Das neue Gesetz richtet sich nicht gegen die Droge Nikotin, sondern gegen den Tabakrauch. E-Zigaretten mit Nikotin dürfen deshalb weiter ungehindert verkauft werden. Möglicherweise sind es gerade die neuen Möglichkeiten, das Nervengift ohne weitere schädliche Stoffe zu konsumieren, die die Verschärfung durchsetzbar machten. Auch dürfte das gestiegene Gesundheitsbewusstsein im Zusammenhang mit der Coronapandemie zu diesem Schritt beigetragen haben.
Massgeblich geprägt hat Neuseelands neues Tabakgesetz Ayesha Verrall – und das nicht von ungefähr. Die heute 43-jährige Infektiologin machte sich bei Ausbruch der Coronakrise einen Namen, als sie die Regierung aufforderte, mehr Menschen zu testen und das Kontakttracing auszuweiten. Im Oktober 2020 wurde sie auf der Liste der Labour-Partei ins nationale Parlament gewählt und sogleich als Ministerin in die Regierung berufen.
Im Dezember 2021 stellte Verrall den Plan für ein rauchfreies Neuseeland vor. Während der Parlamentsdebatte schilderte sie, wie sie früher als Ärztin mit Patient:innen zu tun hatte, die aufgrund ihres Tabakkonsums nur noch röchelten und dennoch weiterrauchten. Mit den Stimmen von Labour, den Grünen und der Maori Party, die sich für die Rechte der Indigenen einsetzt, gelang es ihr, das Gesetz durchs Parlament zu bringen. «Tausende Menschen werden länger leben», versprach sie. Und das Gesundheitssystem werde jährlich umgerechnet rund drei Milliarden Franken einsparen können, «indem es weniger Krebserkrankungen, Herzinfarkte und Hirnschläge behandeln und weniger Glieder amputieren muss».

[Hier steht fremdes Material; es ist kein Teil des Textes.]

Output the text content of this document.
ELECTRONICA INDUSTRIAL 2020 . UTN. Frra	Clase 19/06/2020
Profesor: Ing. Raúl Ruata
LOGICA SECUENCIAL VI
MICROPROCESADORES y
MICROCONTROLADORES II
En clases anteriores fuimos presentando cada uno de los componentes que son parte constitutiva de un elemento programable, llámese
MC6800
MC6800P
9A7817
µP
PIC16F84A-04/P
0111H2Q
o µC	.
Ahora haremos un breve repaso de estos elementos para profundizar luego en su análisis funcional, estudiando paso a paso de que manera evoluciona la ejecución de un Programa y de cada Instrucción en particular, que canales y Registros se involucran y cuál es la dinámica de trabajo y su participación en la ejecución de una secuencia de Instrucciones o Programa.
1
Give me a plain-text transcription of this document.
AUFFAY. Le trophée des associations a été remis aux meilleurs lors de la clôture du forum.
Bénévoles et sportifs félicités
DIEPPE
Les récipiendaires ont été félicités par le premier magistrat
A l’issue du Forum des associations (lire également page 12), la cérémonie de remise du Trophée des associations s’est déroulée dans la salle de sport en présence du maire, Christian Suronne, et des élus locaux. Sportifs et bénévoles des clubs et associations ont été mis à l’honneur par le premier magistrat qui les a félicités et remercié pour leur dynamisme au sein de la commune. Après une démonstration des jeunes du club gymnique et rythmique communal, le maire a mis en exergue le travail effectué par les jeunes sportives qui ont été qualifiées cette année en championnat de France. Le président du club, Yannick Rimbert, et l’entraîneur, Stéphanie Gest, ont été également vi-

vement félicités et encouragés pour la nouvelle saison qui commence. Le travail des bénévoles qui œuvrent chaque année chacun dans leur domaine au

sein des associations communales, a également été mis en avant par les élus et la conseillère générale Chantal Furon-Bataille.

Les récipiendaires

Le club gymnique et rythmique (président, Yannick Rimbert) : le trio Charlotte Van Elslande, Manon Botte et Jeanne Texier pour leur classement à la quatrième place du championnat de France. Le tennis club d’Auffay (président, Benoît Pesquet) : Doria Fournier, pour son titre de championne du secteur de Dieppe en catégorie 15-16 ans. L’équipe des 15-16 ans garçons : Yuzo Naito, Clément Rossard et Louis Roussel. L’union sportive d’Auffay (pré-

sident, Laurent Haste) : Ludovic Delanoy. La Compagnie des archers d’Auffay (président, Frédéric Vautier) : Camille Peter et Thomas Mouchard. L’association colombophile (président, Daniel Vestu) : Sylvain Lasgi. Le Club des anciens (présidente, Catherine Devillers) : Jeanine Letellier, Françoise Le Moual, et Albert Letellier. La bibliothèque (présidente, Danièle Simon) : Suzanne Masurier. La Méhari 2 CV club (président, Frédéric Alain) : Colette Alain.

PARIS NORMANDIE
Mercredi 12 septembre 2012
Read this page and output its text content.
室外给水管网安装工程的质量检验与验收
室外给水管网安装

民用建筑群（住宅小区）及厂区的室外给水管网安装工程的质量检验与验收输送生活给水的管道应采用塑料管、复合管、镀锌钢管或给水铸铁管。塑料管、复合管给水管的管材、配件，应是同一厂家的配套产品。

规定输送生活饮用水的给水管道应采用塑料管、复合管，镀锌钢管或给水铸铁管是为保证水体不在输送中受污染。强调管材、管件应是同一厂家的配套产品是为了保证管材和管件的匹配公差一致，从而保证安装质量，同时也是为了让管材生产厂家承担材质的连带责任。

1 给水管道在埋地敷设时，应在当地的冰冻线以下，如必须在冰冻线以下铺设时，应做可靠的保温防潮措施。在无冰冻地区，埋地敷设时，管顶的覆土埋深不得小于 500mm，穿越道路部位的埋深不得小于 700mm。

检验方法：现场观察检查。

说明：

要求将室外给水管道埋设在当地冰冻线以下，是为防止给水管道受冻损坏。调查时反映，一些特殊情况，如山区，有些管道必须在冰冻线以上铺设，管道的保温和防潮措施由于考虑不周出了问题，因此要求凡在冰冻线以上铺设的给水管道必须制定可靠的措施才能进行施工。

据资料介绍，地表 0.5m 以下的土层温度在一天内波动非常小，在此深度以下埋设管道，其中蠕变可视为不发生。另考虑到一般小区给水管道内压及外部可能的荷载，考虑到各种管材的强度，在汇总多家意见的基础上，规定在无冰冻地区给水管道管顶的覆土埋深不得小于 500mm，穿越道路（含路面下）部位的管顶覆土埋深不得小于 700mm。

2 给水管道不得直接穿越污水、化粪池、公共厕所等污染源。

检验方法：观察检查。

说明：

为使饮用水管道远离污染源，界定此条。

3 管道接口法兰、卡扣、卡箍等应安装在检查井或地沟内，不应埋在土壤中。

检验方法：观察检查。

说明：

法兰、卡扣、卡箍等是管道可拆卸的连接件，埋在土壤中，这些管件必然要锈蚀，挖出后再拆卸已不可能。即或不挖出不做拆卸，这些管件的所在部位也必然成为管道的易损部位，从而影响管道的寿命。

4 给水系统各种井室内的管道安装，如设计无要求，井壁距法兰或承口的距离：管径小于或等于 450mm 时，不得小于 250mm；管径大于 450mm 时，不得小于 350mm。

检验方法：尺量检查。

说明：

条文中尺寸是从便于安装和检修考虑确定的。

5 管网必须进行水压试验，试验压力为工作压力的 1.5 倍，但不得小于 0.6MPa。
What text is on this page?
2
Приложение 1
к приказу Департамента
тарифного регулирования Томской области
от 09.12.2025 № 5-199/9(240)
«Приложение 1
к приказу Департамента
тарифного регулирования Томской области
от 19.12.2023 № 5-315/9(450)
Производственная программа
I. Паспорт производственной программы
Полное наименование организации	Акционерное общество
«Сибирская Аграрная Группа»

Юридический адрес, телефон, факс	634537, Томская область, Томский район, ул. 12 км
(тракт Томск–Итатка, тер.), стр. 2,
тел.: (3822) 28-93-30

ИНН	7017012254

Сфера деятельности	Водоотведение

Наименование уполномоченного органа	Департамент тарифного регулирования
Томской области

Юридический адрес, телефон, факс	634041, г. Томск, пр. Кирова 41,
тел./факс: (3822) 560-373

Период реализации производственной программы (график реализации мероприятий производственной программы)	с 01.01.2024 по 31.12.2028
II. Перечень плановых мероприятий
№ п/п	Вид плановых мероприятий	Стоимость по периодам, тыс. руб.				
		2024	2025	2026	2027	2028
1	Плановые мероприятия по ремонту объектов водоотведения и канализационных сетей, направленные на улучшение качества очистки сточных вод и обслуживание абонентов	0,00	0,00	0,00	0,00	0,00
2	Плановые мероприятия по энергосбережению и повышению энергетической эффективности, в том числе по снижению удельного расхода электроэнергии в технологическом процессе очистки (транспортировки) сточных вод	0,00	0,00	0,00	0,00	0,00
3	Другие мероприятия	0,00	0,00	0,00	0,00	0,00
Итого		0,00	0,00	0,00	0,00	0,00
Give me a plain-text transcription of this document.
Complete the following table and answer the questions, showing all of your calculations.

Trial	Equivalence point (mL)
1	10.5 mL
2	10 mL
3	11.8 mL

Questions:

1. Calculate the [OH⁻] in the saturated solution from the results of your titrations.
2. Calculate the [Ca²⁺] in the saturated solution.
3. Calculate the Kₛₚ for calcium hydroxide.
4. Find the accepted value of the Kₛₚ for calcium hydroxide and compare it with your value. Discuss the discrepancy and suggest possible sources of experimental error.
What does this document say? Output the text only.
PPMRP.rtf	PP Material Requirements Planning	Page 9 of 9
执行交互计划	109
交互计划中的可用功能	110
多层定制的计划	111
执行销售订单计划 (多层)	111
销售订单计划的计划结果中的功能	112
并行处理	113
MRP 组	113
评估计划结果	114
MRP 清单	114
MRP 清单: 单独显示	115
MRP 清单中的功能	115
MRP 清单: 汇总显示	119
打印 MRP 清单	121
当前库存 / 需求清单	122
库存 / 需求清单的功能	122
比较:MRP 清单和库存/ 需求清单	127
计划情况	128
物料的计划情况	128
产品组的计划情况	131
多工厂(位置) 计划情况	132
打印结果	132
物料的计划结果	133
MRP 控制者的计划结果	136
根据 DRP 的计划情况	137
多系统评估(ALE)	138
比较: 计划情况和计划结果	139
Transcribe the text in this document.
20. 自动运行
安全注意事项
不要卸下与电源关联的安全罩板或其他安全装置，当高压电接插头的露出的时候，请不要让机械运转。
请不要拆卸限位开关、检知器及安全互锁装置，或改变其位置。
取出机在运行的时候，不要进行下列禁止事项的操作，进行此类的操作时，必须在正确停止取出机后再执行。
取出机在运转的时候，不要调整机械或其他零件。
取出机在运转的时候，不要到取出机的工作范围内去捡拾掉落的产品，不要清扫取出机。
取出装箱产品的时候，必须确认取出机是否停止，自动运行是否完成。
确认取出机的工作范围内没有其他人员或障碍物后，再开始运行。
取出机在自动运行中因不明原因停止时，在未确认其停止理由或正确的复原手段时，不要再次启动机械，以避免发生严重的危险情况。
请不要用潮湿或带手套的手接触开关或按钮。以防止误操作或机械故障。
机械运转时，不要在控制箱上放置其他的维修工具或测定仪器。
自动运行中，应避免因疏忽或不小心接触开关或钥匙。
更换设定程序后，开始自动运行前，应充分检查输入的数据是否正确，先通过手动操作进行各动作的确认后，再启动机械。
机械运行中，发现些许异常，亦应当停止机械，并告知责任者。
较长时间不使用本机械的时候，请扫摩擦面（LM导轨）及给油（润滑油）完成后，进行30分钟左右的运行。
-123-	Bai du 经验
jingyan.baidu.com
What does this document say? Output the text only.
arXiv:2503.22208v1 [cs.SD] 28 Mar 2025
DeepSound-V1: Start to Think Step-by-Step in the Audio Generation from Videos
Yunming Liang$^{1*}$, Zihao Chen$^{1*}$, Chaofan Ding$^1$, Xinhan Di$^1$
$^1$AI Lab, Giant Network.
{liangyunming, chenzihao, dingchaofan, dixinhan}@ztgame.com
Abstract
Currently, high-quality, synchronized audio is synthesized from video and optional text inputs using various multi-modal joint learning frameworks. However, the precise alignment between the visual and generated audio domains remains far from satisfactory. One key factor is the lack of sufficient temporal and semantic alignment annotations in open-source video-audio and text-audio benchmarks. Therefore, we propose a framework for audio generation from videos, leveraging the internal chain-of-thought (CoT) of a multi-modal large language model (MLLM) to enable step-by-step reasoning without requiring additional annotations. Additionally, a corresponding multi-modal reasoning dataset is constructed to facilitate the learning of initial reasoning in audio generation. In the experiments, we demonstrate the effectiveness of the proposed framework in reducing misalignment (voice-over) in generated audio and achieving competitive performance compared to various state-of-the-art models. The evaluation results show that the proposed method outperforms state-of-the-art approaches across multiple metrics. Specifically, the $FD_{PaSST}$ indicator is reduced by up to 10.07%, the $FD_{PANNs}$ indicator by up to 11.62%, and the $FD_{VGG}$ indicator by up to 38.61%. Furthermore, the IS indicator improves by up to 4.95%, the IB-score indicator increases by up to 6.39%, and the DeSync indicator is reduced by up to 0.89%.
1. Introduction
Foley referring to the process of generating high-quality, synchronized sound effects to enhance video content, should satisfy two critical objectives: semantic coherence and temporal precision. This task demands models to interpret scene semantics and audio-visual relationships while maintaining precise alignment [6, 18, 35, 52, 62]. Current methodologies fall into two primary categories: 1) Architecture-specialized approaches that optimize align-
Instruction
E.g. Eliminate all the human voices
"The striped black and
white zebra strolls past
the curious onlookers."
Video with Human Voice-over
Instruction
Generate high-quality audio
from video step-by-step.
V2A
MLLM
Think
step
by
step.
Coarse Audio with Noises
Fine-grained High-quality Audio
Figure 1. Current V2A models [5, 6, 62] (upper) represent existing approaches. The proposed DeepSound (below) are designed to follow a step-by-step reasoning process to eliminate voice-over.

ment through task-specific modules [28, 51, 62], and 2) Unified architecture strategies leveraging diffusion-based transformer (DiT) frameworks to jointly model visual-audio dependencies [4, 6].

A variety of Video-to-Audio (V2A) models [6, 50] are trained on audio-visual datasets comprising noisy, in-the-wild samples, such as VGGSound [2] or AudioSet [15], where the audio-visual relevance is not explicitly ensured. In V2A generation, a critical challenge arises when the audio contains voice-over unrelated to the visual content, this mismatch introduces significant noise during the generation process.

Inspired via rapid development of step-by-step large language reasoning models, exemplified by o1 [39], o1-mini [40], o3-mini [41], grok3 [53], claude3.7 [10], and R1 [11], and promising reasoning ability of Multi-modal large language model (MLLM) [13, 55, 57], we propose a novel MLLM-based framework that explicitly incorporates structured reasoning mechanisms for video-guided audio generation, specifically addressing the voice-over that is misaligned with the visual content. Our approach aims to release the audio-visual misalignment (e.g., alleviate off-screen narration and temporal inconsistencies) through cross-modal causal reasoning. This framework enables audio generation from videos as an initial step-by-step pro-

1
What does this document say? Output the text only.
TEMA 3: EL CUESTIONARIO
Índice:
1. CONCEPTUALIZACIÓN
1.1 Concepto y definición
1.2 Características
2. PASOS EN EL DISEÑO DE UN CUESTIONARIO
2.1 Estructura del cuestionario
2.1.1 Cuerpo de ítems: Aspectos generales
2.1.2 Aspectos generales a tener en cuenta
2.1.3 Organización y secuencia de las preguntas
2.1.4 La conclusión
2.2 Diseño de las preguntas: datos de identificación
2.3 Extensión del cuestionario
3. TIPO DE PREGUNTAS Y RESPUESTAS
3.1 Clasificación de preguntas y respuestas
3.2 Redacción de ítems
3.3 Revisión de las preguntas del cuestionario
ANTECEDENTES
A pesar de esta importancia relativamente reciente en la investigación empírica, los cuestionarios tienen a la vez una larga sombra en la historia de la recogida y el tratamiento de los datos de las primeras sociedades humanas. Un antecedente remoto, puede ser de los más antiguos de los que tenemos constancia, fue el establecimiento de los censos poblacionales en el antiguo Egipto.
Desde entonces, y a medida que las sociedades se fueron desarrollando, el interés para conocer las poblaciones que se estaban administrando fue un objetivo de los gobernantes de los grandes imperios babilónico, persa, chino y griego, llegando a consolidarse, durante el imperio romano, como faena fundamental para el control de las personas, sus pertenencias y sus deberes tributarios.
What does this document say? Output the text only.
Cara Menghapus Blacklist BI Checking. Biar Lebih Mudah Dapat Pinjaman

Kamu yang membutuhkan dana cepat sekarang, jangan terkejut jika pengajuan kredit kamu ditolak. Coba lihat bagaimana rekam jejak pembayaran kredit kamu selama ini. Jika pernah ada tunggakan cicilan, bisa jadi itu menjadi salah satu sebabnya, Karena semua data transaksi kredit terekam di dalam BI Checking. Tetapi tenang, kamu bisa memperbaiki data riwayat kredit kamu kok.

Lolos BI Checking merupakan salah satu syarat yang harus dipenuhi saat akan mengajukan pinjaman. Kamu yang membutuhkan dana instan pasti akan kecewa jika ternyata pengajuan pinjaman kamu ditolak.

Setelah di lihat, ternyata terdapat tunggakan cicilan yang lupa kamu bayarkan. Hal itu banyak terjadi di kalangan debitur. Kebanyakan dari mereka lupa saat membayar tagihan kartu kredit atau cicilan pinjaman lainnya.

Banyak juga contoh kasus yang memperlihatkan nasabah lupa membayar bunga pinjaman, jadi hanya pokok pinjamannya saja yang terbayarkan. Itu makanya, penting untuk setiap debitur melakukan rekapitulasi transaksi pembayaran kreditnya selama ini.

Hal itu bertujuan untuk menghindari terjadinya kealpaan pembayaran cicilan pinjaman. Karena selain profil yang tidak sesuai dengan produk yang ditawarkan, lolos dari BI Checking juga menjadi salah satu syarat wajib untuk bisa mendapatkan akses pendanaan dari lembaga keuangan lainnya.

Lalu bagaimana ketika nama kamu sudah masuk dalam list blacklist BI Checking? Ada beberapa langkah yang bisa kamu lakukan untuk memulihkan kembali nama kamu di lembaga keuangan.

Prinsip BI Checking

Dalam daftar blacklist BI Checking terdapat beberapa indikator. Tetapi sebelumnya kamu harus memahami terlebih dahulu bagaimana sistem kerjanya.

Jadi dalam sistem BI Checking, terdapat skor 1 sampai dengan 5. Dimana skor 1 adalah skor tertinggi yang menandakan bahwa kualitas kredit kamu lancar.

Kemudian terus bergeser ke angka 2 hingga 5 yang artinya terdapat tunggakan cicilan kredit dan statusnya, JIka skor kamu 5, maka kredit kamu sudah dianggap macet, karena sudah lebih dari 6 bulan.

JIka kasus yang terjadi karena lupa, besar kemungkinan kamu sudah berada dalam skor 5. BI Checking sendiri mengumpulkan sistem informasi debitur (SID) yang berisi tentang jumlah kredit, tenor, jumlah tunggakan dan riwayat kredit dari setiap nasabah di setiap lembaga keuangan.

Die beschlossenen Massnahmen basierten auf wissenschaftlichen Erkenntnissen, betont Verrall. So belegen verschiedene Studien, dass ein verringerter Nikotingehalt in Zigaretten dazu führt, dass mehr Menschen mit dem Rauchen aufhören. Auch die starke Reduktion der Verkaufsstellen sollte die Zahl der Konsument:innen senken. Das Konzept der tabakfreien Generation basiert auf der Einsicht, dass achtzig Prozent der Tabakkonsument:innen im Alter von unter 18 Jahren mit dem Rauchen beginnen und die restlichen zwanzig Prozent spätestens mit 26. Gelinge es also, Jugendliche und junge Erwachsene davon abzuhalten anzufangen, würden sie später kaum das Bedürfnis nach Zigarettenkonsum verspüren.
Signal an andere Länder
Für die Wissenschaftler:innen Chris Bostic, Eduardo Bianco und Marita Hefler, die in der Tabakprävention arbeiten, ist das neue Tabakgesetz ein Signal, dass nun das «endgame», die Endphase, im Kampf gegen die Tabakindustrie begonnen habe, wie sie im «Pan American Journal of Public Health» schreiben. Neuseeland werde damit zum ersten Land der Welt, das den Status rauchfrei erlange. Sie prognostizieren, dass bald mehr Länder dem Beispiel folgen werden. Nachdem Neuseeland und Irland vorgespurt hatten, gilt inzwischen in 67 Ländern ein Rauchverbot in Restaurants und Bars. Das Konzept der tabakfreien Generation würde derzeit in ähnlicher Form in Spanien, Dänemark, Irland, Malaysia und Singapur geprüft. Auf dem Weg zu einer rauchfreien Gesellschaft befänden sich zudem auch Australien, Bangladesch und die USA, schreiben die Forscher:innen.
Dass es rund um den Globus immer schärfere Gesetze zur Eindämmung des Tabakwarenverkaufs und gegen das Passivrauchen gibt, liegt aber auch an der WHO. Deren Generalversammlung hatte 2003 das «Rahmenübereinkommen zur Eindämmung des Tabakkonsums» (FTCT) verabschiedet. Seither treffen sich Gesundheitspolitiker und Expertinnen aus der ganzen Welt regelmässig, um die Fortschritte zu überprüfen und zu diskutieren. «Wenn Tabak ein Virus wäre, würde schon längst eine Pandemie ausgerufen», sagte WHO-Generalsekretär Tedros Adhanom Ghebreyesus bei der Eröffnung der letzten FTCT-Konferenz. Die Schweiz ist übrigens das einzige europäische Land, das die Übereinkunft bisher nicht ratifiziert hat – was wohl daran liegt, dass mehrere globale Tabakkonzerne hier ihren Hauptsitz haben.